This savory zucchini bread was at first an experimental recipe. I wanted to prepare something savor for a bake sale at work. I kind of mixed whatever I had in the fridge and ended up with this beauty. To my surprise the result was wonderful and when I brought the cake at work everyone was asking me for the recipe. I tried hard to remember everything, wrote it down, baked it once again, took some photos and Voila 🙂
- 1 & 1/2 cups whole wheat flour
- 1/2 cup polenta
- 1 tsp salt
- 1 tsp oregano
- 2 tsp baking powder
- 2 medium zucchini
- 2 medium eggs
- 1/2 cup yogurt
- 50 g butter – room temperature
- 1/4 cup olive oil
- 1/2 cup olives pitted
- 50 g hard cheese
- 50 g feta cheese
- 1/2 cup sunflower seeds + 1 tbs to sprinkle on top
- 2 tbs oatmeal to sprinkle on top
- Mix the room temperature butter, with olive oil until you create a homogeneous mixture
- Cut the feta cheese and hard cheese in small cubes and add them at the butter and oil mixture.

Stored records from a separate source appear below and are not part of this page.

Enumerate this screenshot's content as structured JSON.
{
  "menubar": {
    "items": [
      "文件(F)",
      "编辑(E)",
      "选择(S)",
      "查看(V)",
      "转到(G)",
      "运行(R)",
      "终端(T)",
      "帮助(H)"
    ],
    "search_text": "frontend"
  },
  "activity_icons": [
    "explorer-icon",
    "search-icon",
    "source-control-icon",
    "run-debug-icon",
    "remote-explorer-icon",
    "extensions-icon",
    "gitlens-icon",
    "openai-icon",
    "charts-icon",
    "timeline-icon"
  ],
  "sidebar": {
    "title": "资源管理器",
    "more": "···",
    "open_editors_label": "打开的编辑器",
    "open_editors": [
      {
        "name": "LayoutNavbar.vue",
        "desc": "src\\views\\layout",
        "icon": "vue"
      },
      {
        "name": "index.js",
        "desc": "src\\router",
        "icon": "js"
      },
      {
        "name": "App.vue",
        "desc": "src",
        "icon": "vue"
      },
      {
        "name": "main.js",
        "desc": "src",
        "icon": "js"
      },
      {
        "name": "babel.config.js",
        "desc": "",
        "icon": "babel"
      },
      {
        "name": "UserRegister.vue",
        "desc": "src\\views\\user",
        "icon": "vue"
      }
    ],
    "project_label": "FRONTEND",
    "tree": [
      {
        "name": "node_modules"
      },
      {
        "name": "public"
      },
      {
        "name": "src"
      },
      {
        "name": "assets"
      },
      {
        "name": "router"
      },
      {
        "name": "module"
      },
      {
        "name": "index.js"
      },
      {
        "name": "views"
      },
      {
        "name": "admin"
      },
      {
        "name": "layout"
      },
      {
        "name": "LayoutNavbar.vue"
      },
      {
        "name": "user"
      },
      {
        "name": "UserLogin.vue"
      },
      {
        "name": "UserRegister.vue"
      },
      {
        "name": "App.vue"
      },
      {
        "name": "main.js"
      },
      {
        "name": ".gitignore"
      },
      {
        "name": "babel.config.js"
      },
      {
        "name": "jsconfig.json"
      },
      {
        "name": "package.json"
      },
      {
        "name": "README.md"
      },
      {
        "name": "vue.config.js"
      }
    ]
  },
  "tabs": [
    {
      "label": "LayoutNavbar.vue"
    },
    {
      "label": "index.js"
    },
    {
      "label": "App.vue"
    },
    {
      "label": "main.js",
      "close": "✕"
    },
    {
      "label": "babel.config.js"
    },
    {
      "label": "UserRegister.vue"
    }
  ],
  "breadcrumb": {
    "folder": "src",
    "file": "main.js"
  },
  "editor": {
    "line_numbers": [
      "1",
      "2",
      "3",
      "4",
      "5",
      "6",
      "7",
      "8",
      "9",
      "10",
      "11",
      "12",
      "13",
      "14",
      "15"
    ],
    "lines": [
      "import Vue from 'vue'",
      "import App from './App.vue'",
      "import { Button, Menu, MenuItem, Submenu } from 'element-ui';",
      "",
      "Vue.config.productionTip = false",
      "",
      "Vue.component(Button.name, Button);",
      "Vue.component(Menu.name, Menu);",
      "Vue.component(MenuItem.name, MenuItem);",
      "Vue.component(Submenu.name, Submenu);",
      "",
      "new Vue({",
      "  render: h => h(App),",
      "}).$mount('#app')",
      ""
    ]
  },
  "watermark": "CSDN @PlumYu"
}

- Beat the eggs, great the zucchini in the cheese greater and add them at the cheese mixture.
- In another bowl mix the flour, salt, polenta, oregano, sunflower seeds and baking powder.
- Mix the two mixtures, until the batter is formed.
- Pour the batter in the pan which is previously buttered. – I used a standard loaf pan and a muffin pan.
- Sprinkle some seeds and oatmeal flakes.
- Bake in the preheated oven at 180 degrees Celsius, until a toothpick comes out clean.
- For the muffin tins it takes about 15-18 min, while for the loaf form it takes around 35-40 min.
- Bring out the oven and let it cool in the pan for 10 min, then remove from the pan and wait around 5-10 min before cutting it.